Dyskusja między Trzaskowskim i Nawrockim, moderowana przez dziennikarza "Super Expressu" Jacka Prusinowskiego, rozpoczęła się o godz. 20:00. Politycy spotkali się w warszawskim studiu Telewizji Polskiej, by rozmawiać na wybrane tematy z sześciu bloków tematycznych, wśród których znalazła się polityka społeczna.
Debata prezydencka 2025 - Trzaskowski zapytał Nawrockiego o "ustawki"
- Porozmawiajmy o kibolach, dlatego że kibole to jest tylko margines prawdziwego środowiska kibiców. Pan opowiadał o tym, że lubi pan sport. Pytanie jest oczywiście o te "ustawki", czy pan w takich "ustawkach" brał udział, które są organizowane przez zorganizowane grupy przestępcze? Czy w związku z tym podpisze pan projekt ustawy zaostrzającej kary za przemoc wobec funkcjonariuszy Policji na stadionach? Proszę jasno o tym powiedzieć, niech pan oczywiście powie też o tych "ustawkach", bo widzę, że pan jest z tego dumny - pytał Trzaskowski, zawiązując do czwartkowej rozmowy Nawrockiego ze Sławomirem Mentzenem. Tuż po niej media szerzej opisały zresztą wspomnianą "ustawkę", w której - według ich ustaleń - miał wziąć udział właśnie kandydat wspierany przez PiS.
W odpowiedzi na pytanie kontrkandydata Nawrocki stwierdził: "Myślę, że więcej o »ustawkach« mógłby powiedzieć panu pana szef, Donald Tusk, który chwalił się swoim udziałem w »ustawkach« w oficjalnych artykułach, także w rozmowie z Michałem Listkiewiczem". - Między mną a Donaldem Tuskiem była jednak tego typu różnica, że on tam stał z jakimś metalowym szlauchem, jak opowiadał. Ja jestem człowiekiem z krwi i kości - dodał.

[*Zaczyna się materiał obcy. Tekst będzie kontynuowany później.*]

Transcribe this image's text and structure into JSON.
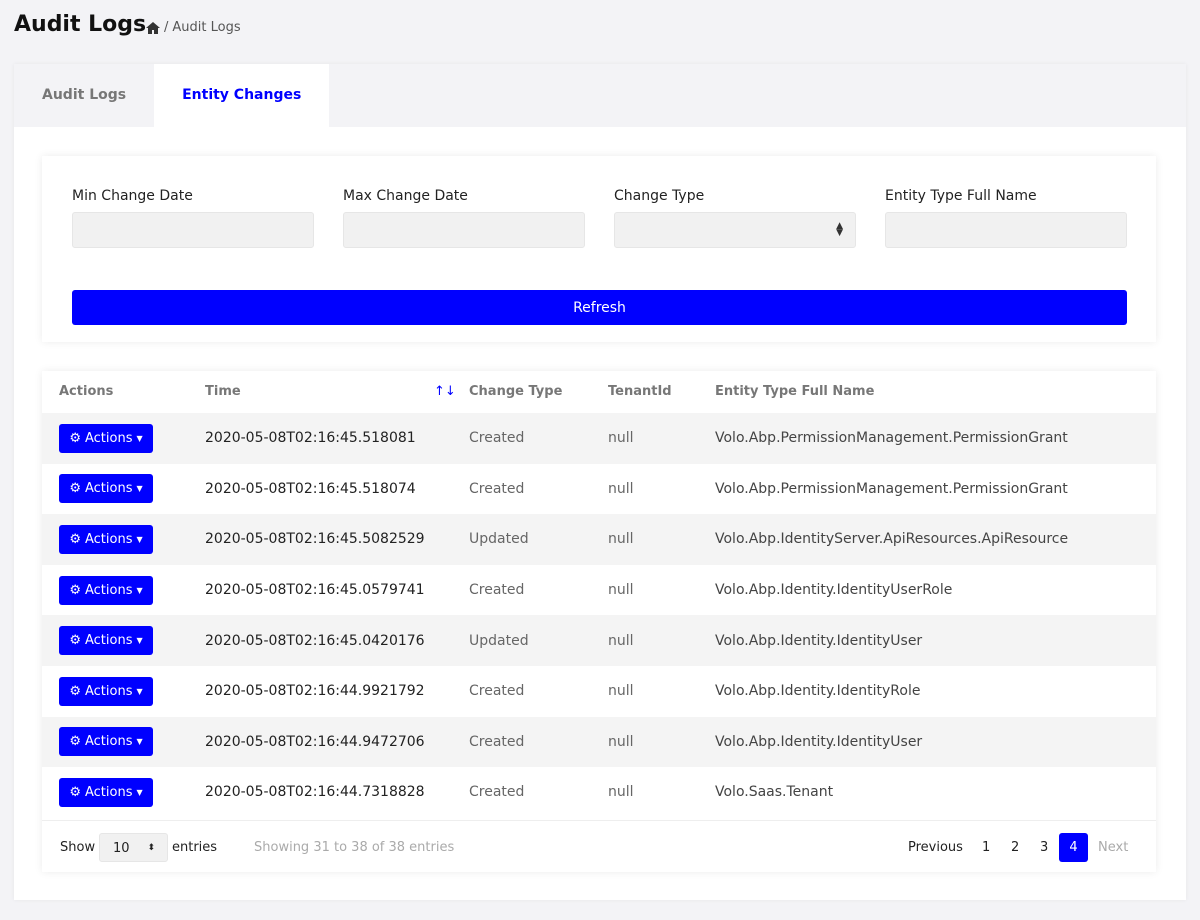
{
  "header": {
    "title": "Audit Logs",
    "breadcrumb": {
      "home_icon": "home-icon",
      "current": "Audit Logs"
    }
  },
  "tabs": [
    {
      "label": "Audit Logs",
      "active": false
    },
    {
      "label": "Entity Changes",
      "active": true
    }
  ],
  "filters": {
    "min_date_label": "Min Change Date",
    "max_date_label": "Max Change Date",
    "change_type_label": "Change Type",
    "entity_type_label": "Entity Type Full Name",
    "refresh_label": "Refresh"
  },
  "table": {
    "headers": [
      "Actions",
      "Time",
      "Change Type",
      "TenantId",
      "Entity Type Full Name"
    ],
    "action_label": "Actions",
    "rows": [
      {
        "time": "2020-05-08T02:16:45.518081",
        "type": "Created",
        "tenant": "null",
        "entity": "Volo.Abp.PermissionManagement.PermissionGrant"
      },
      {
        "time": "2020-05-08T02:16:45.518074",
        "type": "Created",
        "tenant": "null",
        "entity": "Volo.Abp.PermissionManagement.PermissionGrant"
      },
      {
        "time": "2020-05-08T02:16:45.5082529",
        "type": "Updated",
        "tenant": "null",
        "entity": "Volo.Abp.IdentityServer.ApiResources.ApiResource"
      },
      {
        "time": "2020-05-08T02:16:45.0579741",
        "type": "Created",
        "tenant": "null",
        "entity": "Volo.Abp.Identity.IdentityUserRole"
      },
      {
        "time": "2020-05-08T02:16:45.0420176",
        "type": "Updated",
        "tenant": "null",
        "entity": "Volo.Abp.Identity.IdentityUser"
      },
      {
        "time": "2020-05-08T02:16:44.9921792",
        "type": "Created",
        "tenant": "null",
        "entity": "Volo.Abp.Identity.IdentityRole"
      },
      {
        "time": "2020-05-08T02:16:44.9472706",
        "type": "Created",
        "tenant": "null",
        "entity": "Volo.Abp.Identity.IdentityUser"
      },
      {
        "time": "2020-05-08T02:16:44.7318828",
        "type": "Created",
        "tenant": "null",
        "entity": "Volo.Saas.Tenant"
      }
    ]
  },
  "footer": {
    "show": "Show",
    "page_size": "10",
    "entries": "entries",
    "info": "Showing 31 to 38 of 38 entries",
    "previous": "Previous",
    "pages": [
      "1",
      "2",
      "3",
      "4"
    ],
    "current_page": "4",
    "next": "Next"
  },
  "colors": {
    "accent": "#0000ff",
    "background": "#f3f3f6"
  }
}
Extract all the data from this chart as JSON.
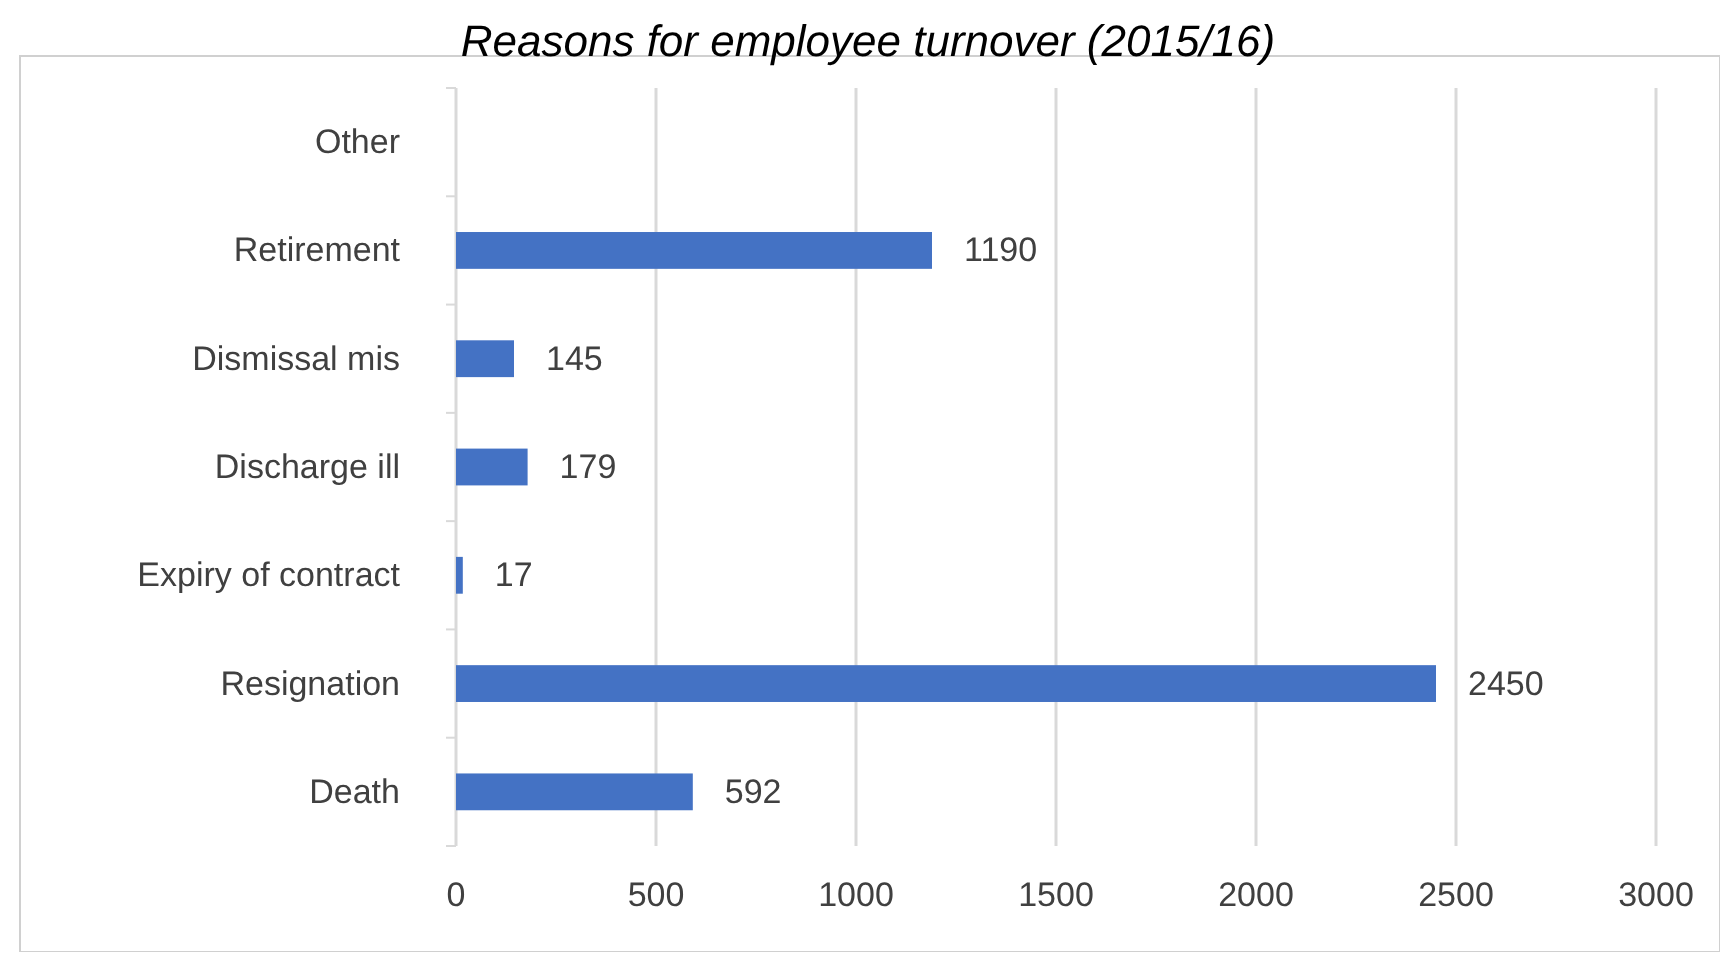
{
  "chart_data": {
    "type": "bar",
    "orientation": "horizontal",
    "title": "Reasons for employee turnover (2015/16)",
    "categories": [
      "Other",
      "Retirement",
      "Dismissal mis",
      "Discharge ill",
      "Expiry of contract",
      "Resignation",
      "Death"
    ],
    "values": [
      null,
      1190,
      145,
      179,
      17,
      2450,
      592
    ],
    "color": "#4472c4",
    "xlim": [
      0,
      3000
    ],
    "xticks": [
      0,
      500,
      1000,
      1500,
      2000,
      2500,
      3000
    ],
    "grid": "x",
    "data_labels": true
  }
}
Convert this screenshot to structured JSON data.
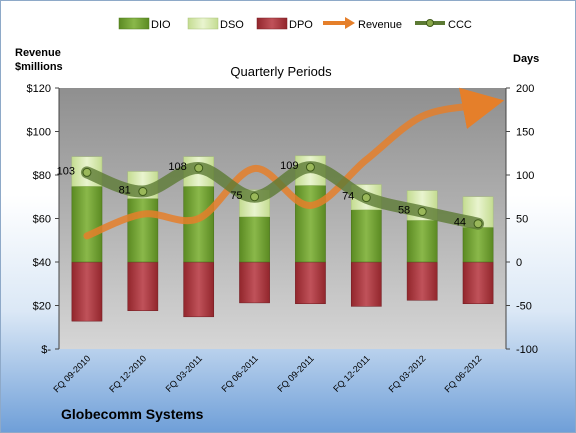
{
  "company": "Globecomm Systems",
  "chart_data": {
    "type": "bar",
    "title": "Quarterly Periods",
    "categories": [
      "FQ 09-2010",
      "FQ 12-2010",
      "FQ 03-2011",
      "FQ 06-2011",
      "FQ 09-2011",
      "FQ 12-2011",
      "FQ 03-2012",
      "FQ 06-2012"
    ],
    "left_axis": {
      "title": [
        "Revenue",
        "$millions"
      ],
      "ylim": [
        0,
        120
      ],
      "ticks": [
        "$-",
        "$20",
        "$40",
        "$60",
        "$80",
        "$100",
        "$120"
      ]
    },
    "right_axis": {
      "title": "Days",
      "ylim": [
        -100,
        200
      ],
      "ticks": [
        "-100",
        "-50",
        "0",
        "50",
        "100",
        "150",
        "200"
      ]
    },
    "series": [
      {
        "name": "DIO",
        "axis": "right",
        "values": [
          87,
          73,
          87,
          52,
          88,
          60,
          48,
          40
        ],
        "color": "#6a9a2a"
      },
      {
        "name": "DSO",
        "axis": "right",
        "values": [
          34,
          31,
          34,
          31,
          34,
          29,
          34,
          35
        ],
        "color": "#d3e6a9"
      },
      {
        "name": "DPO",
        "axis": "right",
        "values": [
          -68,
          -56,
          -63,
          -47,
          -48,
          -51,
          -44,
          -48
        ],
        "color": "#a8333a"
      },
      {
        "name": "Revenue",
        "axis": "left",
        "values": [
          52,
          62,
          60,
          83,
          66,
          87,
          107,
          112
        ],
        "color": "#e57f2a"
      },
      {
        "name": "CCC",
        "axis": "right",
        "values": [
          103,
          81,
          108,
          75,
          109,
          74,
          58,
          44
        ],
        "color": "#4e6a2a"
      }
    ],
    "ccc_labels": [
      "103",
      "81",
      "108",
      "75",
      "109",
      "74",
      "58",
      "44"
    ],
    "grid": false,
    "legend": "top"
  }
}
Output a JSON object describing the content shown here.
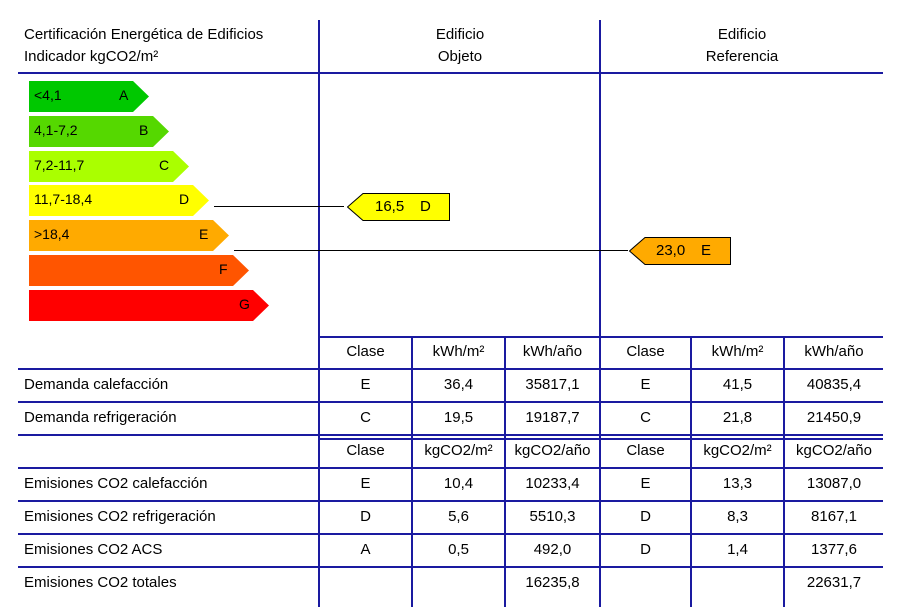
{
  "header": {
    "title_line1": "Certificación Energética de Edificios",
    "title_line2": "Indicador kgCO2/m²",
    "objeto_line1": "Edificio",
    "objeto_line2": "Objeto",
    "referencia_line1": "Edificio",
    "referencia_line2": "Referencia"
  },
  "scale": [
    {
      "range": "<4,1",
      "letter": "A",
      "color": "#00c800"
    },
    {
      "range": "4,1-7,2",
      "letter": "B",
      "color": "#55d800"
    },
    {
      "range": "7,2-11,7",
      "letter": "C",
      "color": "#aaff00"
    },
    {
      "range": "11,7-18,4",
      "letter": "D",
      "color": "#ffff00"
    },
    {
      "range": ">18,4",
      "letter": "E",
      "color": "#ffaa00"
    },
    {
      "range": "",
      "letter": "F",
      "color": "#ff5500"
    },
    {
      "range": "",
      "letter": "G",
      "color": "#ff0000"
    }
  ],
  "objeto_rating": {
    "value": "16,5",
    "letter": "D",
    "color": "#ffff00"
  },
  "referencia_rating": {
    "value": "23,0",
    "letter": "E",
    "color": "#ffaa00"
  },
  "demand_table": {
    "headers": [
      "Clase",
      "kWh/m²",
      "kWh/año",
      "Clase",
      "kWh/m²",
      "kWh/año"
    ],
    "rows": [
      {
        "label": "Demanda calefacción",
        "cells": [
          "E",
          "36,4",
          "35817,1",
          "E",
          "41,5",
          "40835,4"
        ]
      },
      {
        "label": "Demanda refrigeración",
        "cells": [
          "C",
          "19,5",
          "19187,7",
          "C",
          "21,8",
          "21450,9"
        ]
      }
    ]
  },
  "emissions_table": {
    "headers": [
      "Clase",
      "kgCO2/m²",
      "kgCO2/año",
      "Clase",
      "kgCO2/m²",
      "kgCO2/año"
    ],
    "rows": [
      {
        "label": "Emisiones CO2 calefacción",
        "cells": [
          "E",
          "10,4",
          "10233,4",
          "E",
          "13,3",
          "13087,0"
        ]
      },
      {
        "label": "Emisiones CO2 refrigeración",
        "cells": [
          "D",
          "5,6",
          "5510,3",
          "D",
          "8,3",
          "8167,1"
        ]
      },
      {
        "label": "Emisiones CO2 ACS",
        "cells": [
          "A",
          "0,5",
          "492,0",
          "D",
          "1,4",
          "1377,6"
        ]
      },
      {
        "label": "Emisiones CO2 totales",
        "cells": [
          "",
          "",
          "16235,8",
          "",
          "",
          "22631,7"
        ]
      }
    ]
  }
}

- Moje wszystkie aktywności sportowe opierały się na sile mojego serca, na sile moich mięśni i pięści. Zawsze była to uczciwa rywalizacja, niezależnie od formy, w jakiej brałem udział - czy był to ring bokserski, czy inne areny walk - powiedział, nie reagując na sarkastyczne wtrącenie Trzaskowskiego o legalności wspomnianych działań. - Myślę, że Polska dziś rzeczywiście potrzebuje silnego i mocnego prezydenta na bardzo trudne czasy. Prezydenta, który nie ucieka [...], a który jest gotowy do bicia się o polskie sprawy na arenie międzynarodowej i także w Polsce. Myślę, że takiego prezydenta z takim charakterem dziś potrzebujemy - dodał.
- Panu się mylą podstawowe sprawy. Tu nie chodzi o gościa, który potrafi kogoś postraszyć, biegać po lesie z kibolami i się "naparzać". Tu nie chodzi o kogoś, kto zabierze kanapkę koledze na przerwie albo cukierki swojej własnej siostrze i po prostu będzie kogoś zastraszał, bo to jest tego typu siła, którą pan reprezentuje. Tu chodzi o kogoś, kto jest naprawdę skuteczny i właśnie siłą jest reagować, to jest prawdziwa siła - ripostował Trzaskowski.
Debata prezydencka 2025 - Nawrocki wyciągnął zdjęcie
W dalszej części debaty, która została poświęcona bezpieczeństwu, Trzaskowski ponownie zapytał Nawrockiego o "kwestię gangsterów i półświatka" oraz o jego udział w tzw. "ustawkach" pseudokibicowskich. Pytał, "jak spojrzy w oczy policjantom, którzy walczą z przestępczością". Nawrocki zaznaczył, że od 2009 r. jest pod stałym monitoringiem służb i wszystkie jego relacje i kontakty - także z tymi, którzy trenowali boks - "polegały na tym, że spotykali się na sali bokserskiej".
Popierany przez PiS kandydat wręczył kandydatowi KO zdjęcie, na którym widniał Trzaskowski z mężczyzną z zasłoniętymi oczami. - Pan mówi o różnych gangsterach, ale zapomina pan o pedofilu z Targówka - jak spojrzy pan policjantom w oczy, jak 400 tys. zł przekazał pan pedofilowi z Targówka, który męczył 14-letnią dziewczynę? - powiedział do Trzaskowskiego, wręczając mu zdjęcie.
Trzaskowski odpowiedział, że zdjęcia z nim robią sobie "setki tysięcy ludzi", którzy nie są jego znajomymi. Natomiast Nawrocki - jego zdaniem - chwalił się znajomościami "z ludźmi z półświatka". Kandydat KO podkreślił, że był wielokrotnie prześwietlany "w każdy możliwy sposób, bo startował w kilku innych wyborach".